Maharashtra is set to get a new Lokayukta, a post that has been vacant for 10 months, and the announcement is likely to be made by CM Devendra Fadnavis next month.
The Lokayukta, an apex institution for probing charges of corruption in the state administration, has been vacant since July 1 last year, when the term of the previous Lokayukta Justice (retd) Purshottam B Gaikwad came to an end.
The Upa (deputy) Lokayutka post has been vacant since November last.
Acting High Court Justice P V Hardas is a frontrunner for the Lokayukta’s post, sources said. Justice Hardas, who is second after Chief Justice Mohit Shah in the order of seniority among the judges in the Bombay High Court, will retire in June, sources said. Justice Hardas hails from Nagpur.

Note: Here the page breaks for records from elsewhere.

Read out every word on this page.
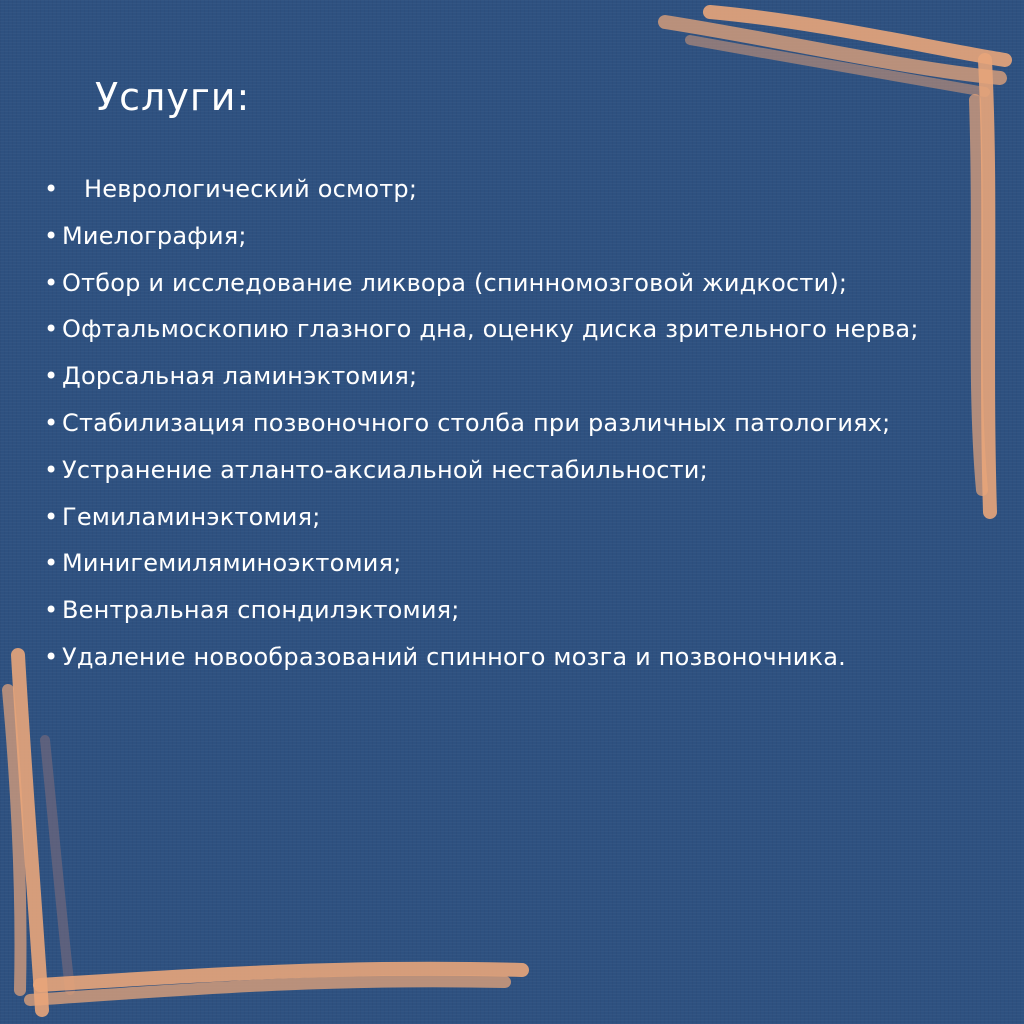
Услуги:
• Неврологический осмотр;
• Миелография;
• Отбор и исследование ликвора (спинномозговой жидкости);
• Офтальмоскопию глазного дна, оценку диска зрительного нерва;
• Дорсальная ламинэктомия;
• Стабилизация позвоночного столба при различных патологиях;
• Устранение атланто-аксиальной нестабильности;
• Гемиламинэктомия;
• Минигемиляминоэктомия;
• Вентральная спондилэктомия;
• Удаление новообразований спинного мозга и позвоночника.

Government sources said that Fadnavis, along with the Leader of Opposition in the state legislature Radhakrishna Vikhe-Patil, held discussions with the Chief Justice in this regard. Over 4,000 cases were pending with Lokayukta, sources said.
In consultation with the Lokayukta, a Upa Lokayukta will be nominated. The trend has been to nominate a retired IAS officer.
When Fadnavis, who now heads the BJP-led government in the state, was an Opposition lawmaker, he had often attacked the then Congress-Nationalist Congress Party regime for “rendering the anti-corruption watchdog virtually ineffective.” He had even introduced a private member bill proposing more teeth to the Lokayukta.
Senior officials in the Lokayukta’s office had said that the top two posts being vacant, the institution has not been able to submit recommendations to the government. The same officials had argued that they continue to hold hearings on complaints. In the absence of the Lokayukta and the Upa Lokayukta, principal district judge (retd) P B Jadhav, a registrar in the Lokayukta’s office, is holding fort. Jadhav’s term will come to an end in June.
A difference of opinion on who should be appointed the Lokayukta is believed to have been the reason for the 10-month delay, sources said.
Maharashtra was the first to enact the Lokayukta and Upa Lokayukta Act in 1971.
Senior officials admitted that the appointments alone won’t help much, as the Lokayukta is a “forum without teeth”. “It is more of a symbolic institution and has no powers to investigate or act against errant government functionaries. It can only recommend action in such cases to the government,” a source said.